Worth - Paskow's 'The Paradoxes of Art: A Phenomenological Investigation'

"Alan Paskow successfully defends an important thesis in this book -- that we need not view artworks as separate kinds of entities from other things in our world. Rather, drawing on Heidegger's Being in Time, Paskow shows that self and world are one relational being (88) and artworks and fictional characters are most effectively viewed as internal components of that world. More generally, Paskow takes on a daunting subject: what are the ways in which we interact with works of art? Although there is much historical background required to understand his ultimate thesis, Paskow puts forward the notion of a radically adjusted worldview in order to provide a context in which his thesis makes sense. The key for Paskow is to appeal to the worldview of the Dasein -- an integrated world, one which prefers the first-person phenomenological experience, and which is wholly anti-third-person and anti-Cartesian. As Paskow argues for this worldview, he develops a wonderful and coherent juxtaposition between historical and contemporary arguments and considers the question of our engagement with artworks from a number of different viewpoints.
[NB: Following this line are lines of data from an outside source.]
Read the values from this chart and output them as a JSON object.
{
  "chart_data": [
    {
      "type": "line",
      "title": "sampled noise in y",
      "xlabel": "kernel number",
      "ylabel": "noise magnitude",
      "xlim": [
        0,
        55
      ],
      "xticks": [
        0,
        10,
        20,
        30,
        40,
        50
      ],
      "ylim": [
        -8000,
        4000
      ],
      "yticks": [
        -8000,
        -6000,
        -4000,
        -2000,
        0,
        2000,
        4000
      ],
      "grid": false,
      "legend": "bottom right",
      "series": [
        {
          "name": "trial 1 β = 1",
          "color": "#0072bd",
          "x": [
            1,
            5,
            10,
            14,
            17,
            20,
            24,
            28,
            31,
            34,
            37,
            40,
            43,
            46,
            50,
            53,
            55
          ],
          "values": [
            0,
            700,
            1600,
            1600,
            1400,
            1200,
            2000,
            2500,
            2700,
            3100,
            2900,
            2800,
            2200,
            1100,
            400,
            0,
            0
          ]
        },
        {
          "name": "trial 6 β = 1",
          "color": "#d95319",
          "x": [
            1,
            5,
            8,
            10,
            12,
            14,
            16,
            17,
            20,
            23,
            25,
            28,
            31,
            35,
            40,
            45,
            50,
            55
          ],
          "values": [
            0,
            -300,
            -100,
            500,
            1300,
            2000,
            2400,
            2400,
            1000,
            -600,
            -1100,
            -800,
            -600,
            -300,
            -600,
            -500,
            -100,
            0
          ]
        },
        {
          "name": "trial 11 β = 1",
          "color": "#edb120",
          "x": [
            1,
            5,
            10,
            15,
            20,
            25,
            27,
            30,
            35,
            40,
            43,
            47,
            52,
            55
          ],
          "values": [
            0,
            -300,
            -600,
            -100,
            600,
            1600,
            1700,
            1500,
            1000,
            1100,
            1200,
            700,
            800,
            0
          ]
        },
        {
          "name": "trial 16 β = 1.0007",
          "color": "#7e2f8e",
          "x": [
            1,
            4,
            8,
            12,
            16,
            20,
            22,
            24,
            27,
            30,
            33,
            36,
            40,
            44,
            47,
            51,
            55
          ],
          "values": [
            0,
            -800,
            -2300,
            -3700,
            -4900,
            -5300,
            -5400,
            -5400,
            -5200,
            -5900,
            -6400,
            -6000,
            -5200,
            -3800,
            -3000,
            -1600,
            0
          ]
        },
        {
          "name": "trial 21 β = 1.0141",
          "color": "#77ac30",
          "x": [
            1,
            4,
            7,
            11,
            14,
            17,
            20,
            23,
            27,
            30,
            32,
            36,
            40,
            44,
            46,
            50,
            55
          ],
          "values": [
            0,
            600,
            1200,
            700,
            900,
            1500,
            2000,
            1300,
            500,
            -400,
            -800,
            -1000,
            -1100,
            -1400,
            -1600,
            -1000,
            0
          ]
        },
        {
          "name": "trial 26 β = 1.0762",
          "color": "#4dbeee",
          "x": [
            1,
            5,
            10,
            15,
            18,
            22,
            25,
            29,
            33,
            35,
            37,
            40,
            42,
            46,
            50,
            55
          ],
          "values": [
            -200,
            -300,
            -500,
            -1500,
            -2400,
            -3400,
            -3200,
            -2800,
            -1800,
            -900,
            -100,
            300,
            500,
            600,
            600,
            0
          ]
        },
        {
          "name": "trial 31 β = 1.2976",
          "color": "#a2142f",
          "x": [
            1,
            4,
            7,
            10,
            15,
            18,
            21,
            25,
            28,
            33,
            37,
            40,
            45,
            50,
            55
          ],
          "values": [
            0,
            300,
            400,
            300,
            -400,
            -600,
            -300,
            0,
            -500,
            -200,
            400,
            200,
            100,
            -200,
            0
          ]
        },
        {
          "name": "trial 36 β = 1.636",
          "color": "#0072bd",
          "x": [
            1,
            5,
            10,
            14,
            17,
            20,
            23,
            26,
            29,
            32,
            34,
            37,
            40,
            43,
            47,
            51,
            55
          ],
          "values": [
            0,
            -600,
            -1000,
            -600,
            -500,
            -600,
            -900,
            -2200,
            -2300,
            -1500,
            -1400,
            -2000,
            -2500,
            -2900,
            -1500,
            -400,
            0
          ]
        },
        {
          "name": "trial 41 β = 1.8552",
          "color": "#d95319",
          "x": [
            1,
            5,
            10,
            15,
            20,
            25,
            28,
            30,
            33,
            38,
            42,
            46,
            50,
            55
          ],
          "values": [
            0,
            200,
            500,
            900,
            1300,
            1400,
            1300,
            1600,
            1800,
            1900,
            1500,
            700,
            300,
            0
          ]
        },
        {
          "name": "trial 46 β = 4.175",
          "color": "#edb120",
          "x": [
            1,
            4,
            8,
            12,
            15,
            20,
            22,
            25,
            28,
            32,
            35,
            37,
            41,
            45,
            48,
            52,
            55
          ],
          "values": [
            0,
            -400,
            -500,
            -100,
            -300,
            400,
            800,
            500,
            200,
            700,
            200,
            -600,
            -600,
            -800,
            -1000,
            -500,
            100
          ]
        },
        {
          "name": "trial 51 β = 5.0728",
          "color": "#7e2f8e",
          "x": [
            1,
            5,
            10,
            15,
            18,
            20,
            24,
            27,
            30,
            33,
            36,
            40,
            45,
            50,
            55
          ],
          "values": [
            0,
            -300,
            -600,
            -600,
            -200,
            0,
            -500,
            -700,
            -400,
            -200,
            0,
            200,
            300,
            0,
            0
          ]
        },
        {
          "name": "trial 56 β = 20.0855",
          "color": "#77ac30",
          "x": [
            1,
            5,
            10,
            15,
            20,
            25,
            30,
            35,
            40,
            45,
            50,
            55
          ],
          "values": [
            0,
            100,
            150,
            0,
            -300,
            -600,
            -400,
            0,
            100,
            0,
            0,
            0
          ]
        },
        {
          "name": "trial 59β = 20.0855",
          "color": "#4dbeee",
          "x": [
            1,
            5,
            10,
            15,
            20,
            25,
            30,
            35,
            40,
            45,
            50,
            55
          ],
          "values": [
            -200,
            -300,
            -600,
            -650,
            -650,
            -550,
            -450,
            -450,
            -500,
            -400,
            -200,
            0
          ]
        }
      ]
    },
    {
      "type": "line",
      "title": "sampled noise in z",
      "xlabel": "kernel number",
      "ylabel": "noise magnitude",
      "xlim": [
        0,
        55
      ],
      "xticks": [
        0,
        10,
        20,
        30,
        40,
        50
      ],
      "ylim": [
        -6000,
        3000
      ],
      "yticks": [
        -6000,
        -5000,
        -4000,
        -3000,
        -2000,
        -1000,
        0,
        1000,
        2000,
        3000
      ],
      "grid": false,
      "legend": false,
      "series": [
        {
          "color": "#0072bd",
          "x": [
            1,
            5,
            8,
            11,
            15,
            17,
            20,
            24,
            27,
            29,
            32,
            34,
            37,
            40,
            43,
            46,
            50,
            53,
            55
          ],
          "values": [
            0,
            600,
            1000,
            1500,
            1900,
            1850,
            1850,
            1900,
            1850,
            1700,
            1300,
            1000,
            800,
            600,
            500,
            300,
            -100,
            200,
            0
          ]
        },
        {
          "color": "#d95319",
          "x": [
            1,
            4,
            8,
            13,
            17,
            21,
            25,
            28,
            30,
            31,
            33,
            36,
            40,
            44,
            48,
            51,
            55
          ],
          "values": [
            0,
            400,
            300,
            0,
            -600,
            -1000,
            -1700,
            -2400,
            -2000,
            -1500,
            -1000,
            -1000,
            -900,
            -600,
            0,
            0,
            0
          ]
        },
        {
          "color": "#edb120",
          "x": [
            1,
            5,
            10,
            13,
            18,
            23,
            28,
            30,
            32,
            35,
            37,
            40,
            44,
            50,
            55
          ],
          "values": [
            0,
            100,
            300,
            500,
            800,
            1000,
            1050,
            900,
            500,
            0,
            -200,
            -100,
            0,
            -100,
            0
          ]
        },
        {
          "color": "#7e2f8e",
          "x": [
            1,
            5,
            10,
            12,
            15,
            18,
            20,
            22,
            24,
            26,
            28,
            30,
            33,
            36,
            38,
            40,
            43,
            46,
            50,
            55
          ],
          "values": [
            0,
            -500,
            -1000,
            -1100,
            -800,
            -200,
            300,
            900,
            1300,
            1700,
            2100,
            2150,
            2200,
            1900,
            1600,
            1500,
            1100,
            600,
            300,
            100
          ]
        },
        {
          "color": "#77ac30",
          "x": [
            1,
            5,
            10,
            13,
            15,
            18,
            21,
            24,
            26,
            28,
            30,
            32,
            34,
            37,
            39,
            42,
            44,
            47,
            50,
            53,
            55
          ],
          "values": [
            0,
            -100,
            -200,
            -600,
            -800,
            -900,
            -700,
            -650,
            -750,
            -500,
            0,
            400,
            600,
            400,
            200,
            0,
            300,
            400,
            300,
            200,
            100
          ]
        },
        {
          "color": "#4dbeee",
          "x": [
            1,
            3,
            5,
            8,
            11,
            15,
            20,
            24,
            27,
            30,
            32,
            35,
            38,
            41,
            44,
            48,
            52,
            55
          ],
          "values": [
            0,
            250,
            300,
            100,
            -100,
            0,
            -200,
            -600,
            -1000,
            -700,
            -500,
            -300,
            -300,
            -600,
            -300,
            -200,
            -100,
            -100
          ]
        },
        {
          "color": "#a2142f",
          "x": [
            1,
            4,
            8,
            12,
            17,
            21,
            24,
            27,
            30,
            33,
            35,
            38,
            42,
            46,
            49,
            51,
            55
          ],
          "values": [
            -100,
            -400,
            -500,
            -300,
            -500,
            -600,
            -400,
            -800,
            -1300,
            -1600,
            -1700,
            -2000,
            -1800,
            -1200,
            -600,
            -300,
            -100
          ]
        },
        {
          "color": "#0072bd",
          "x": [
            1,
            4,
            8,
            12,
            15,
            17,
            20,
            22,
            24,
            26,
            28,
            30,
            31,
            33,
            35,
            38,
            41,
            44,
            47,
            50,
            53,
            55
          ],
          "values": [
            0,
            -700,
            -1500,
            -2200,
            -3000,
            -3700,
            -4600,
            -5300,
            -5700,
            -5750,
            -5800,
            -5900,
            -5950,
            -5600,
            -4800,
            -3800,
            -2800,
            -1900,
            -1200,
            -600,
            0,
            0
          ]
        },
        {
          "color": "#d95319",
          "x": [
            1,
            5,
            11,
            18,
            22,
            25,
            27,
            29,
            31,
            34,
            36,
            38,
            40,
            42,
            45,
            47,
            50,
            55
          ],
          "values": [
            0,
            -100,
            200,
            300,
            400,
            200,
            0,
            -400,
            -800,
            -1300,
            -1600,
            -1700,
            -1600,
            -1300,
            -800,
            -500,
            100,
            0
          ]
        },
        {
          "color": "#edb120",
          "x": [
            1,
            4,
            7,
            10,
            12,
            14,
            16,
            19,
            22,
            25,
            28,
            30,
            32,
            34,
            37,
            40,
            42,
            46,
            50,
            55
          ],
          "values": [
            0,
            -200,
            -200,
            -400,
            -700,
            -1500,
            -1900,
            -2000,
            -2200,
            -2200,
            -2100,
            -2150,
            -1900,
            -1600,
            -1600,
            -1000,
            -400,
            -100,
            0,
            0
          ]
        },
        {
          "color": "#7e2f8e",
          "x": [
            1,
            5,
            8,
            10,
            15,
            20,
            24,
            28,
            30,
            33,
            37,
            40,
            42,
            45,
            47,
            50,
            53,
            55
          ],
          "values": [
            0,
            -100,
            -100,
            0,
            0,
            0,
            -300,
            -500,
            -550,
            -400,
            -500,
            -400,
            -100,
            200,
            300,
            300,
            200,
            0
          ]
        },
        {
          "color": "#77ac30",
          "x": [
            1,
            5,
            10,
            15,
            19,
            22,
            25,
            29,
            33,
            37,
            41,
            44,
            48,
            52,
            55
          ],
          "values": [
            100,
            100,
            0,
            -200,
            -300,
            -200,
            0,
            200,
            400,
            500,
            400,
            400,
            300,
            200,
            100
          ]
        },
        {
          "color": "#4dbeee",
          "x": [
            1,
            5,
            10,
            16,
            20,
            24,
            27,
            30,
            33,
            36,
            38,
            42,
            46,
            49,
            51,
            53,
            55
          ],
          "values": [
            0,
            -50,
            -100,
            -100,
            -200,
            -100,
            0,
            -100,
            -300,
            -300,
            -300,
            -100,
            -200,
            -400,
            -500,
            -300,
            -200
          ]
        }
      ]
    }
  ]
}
In the end I think that Paskow is successful in his endeavor to find a new perspective from which we can better make sense of our engagement with art. I worry, however, that in the process he may have taken us too far afield from ways that people actually think about the world and their interaction with it. He is also often too quick to dismiss some very important philosophical work in order to argue for the worldview that allows his position to make the most sense. In the end, however, I think he is successful in his endeavor and this book deserves high praise amongst a number of others that appeal to historical contexts in order to grapple with contemporary philosophical problems." - NDPR.